Raoul y Christine corrieron y corrieron. Ahora huían del tejado donde estaban los ojos de brasa que sólo se ven en la noche profunda; y no pararon hasta el octavo piso bajando hacia la tierra. Aquella noche no había función, y los pasillos de la Ópera estaban desiertos.

De pronto una silueta extraña se alzó ante los jóvenes impidiéndoles el paso:

—¡No! ¡Por aquí no!

Y la silueta les indicó otro pasillo por el que debían llegar entre bastidores.

Raoul quería detenerse, pedir explicaciones.

—¡Vamos, deprisa! ¡Deprisa...! —ordenó aquella forma vaga, disimulada en una especie de hopalanda y tocada con un bonete puntiagudo.

Christine arrastraba ya a Raoul, le forzaba a seguir corriendo:

—Pero ¿quién es? ¿Quién es ése? —preguntaba el joven.

Y Christine respondía:

—¡Es El Persa...!

—¿Y qué hace ahí?

—Nadie sabe nada de él... ¡Siempre está en la Ópera!

—Lo que usted me obliga a hacer, Christine, es una cobardía —dijo Raoul, que se hallaba muy emocionado—. Me obliga a huir, es la primera vez en mi vida.

—¡Bah! —respondió Christine, que empezaba a calmarse—, creo que hemos huido de la sombra de nuestra imaginación.

—Si de veras hemos visto a Erik, habría debido clavarle en la lira de Apolo como se clava a la lechuza en las tapias de nuestras granjas bretonas, y se habría acabado el problema.

—Mi buen Raoul, antes tendría que haber subido hasta la lira de Apolo; y no es una ascensión fácil.

—Los ojos de brasa eran de verdad.

—¡Sí, y ahora usted está dispuesto, como yo, a verlos en todas partes! Pero, luego, uno piensa y se dice: lo que he tomado por los ojos de brasa no eran sin duda otra cosa que las puntas de oro de dos estrellas que miraban la ciudad a través de las cuerdas de la lira.

Y Christine bajó un piso más, seguida por Raoul. Éste dijo:

—Dado que está completamente decidida a partir, Christine, le repito que sería mejor huir ahora mismo. ¿Por qué esperar a mañana? ¡Tal vez nos haya oído esta noche...!
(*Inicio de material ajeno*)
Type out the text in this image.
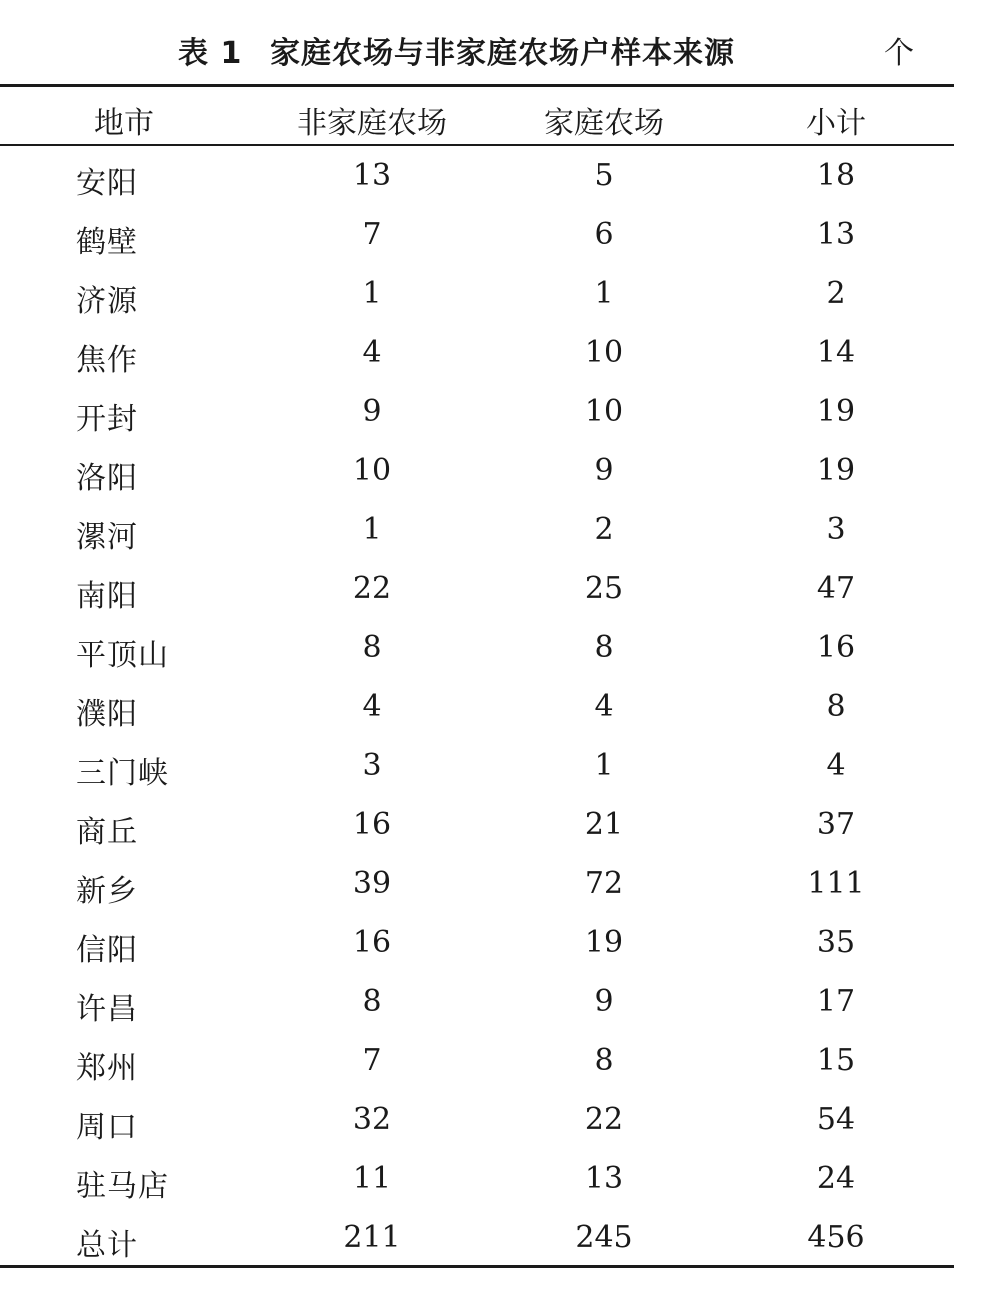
表 1 家庭农场与非家庭农场户样本来源	个
地市	非家庭农场	家庭农场	小计
安阳	13	5	18
鹤壁	7	6	13
济源	1	1	2
焦作	4	10	14
开封	9	10	19
洛阳	10	9	19
漯河	1	2	3
南阳	22	25	47
平顶山	8	8	16
濮阳	4	4	8
三门峡	3	1	4
商丘	16	21	37
新乡	39	72	111
信阳	16	19	35
许昌	8	9	17
郑州	7	8	15
周口	32	22	54
驻马店	11	13	24
总计	211	245	456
—¡No, claro que no. Está trabajando, se lo repito, en su Don Juan triunfante, y no se preocupa de nosotros.

—Está usted tan poco segura que no cesa de mirar a nuestra espalda.

—Vamos a mi camerino.

—Vayámonos mejor fuera de la Ópera.

—¡Nunca, hasta el minuto mismo de nuestra fuga! Eso nos acarrearía la desgracia por no cumplir mi palabra. Le he prometido no vernos más que aquí.

—Debo sentirme muy feliz porque él le haya permitido también eso. ¿Sabe? —dijo Raoul con amargura—, ha sido usted muy audaz permitiéndonos el juego de los desposorios.

—Pero, querido, eso él lo sabe. Me dijo: «Confío en usted, Christine. El señor Raoul de Chagny está enamorado de usted y debe irse. Antes de que se vaya, ¡que sea tan desventurado como yo...!».

—¿Y qué significa eso, por favor?

—Soy yo quien debería preguntárselo a usted, amigo mío. ¿No es uno desventurado cuando ama?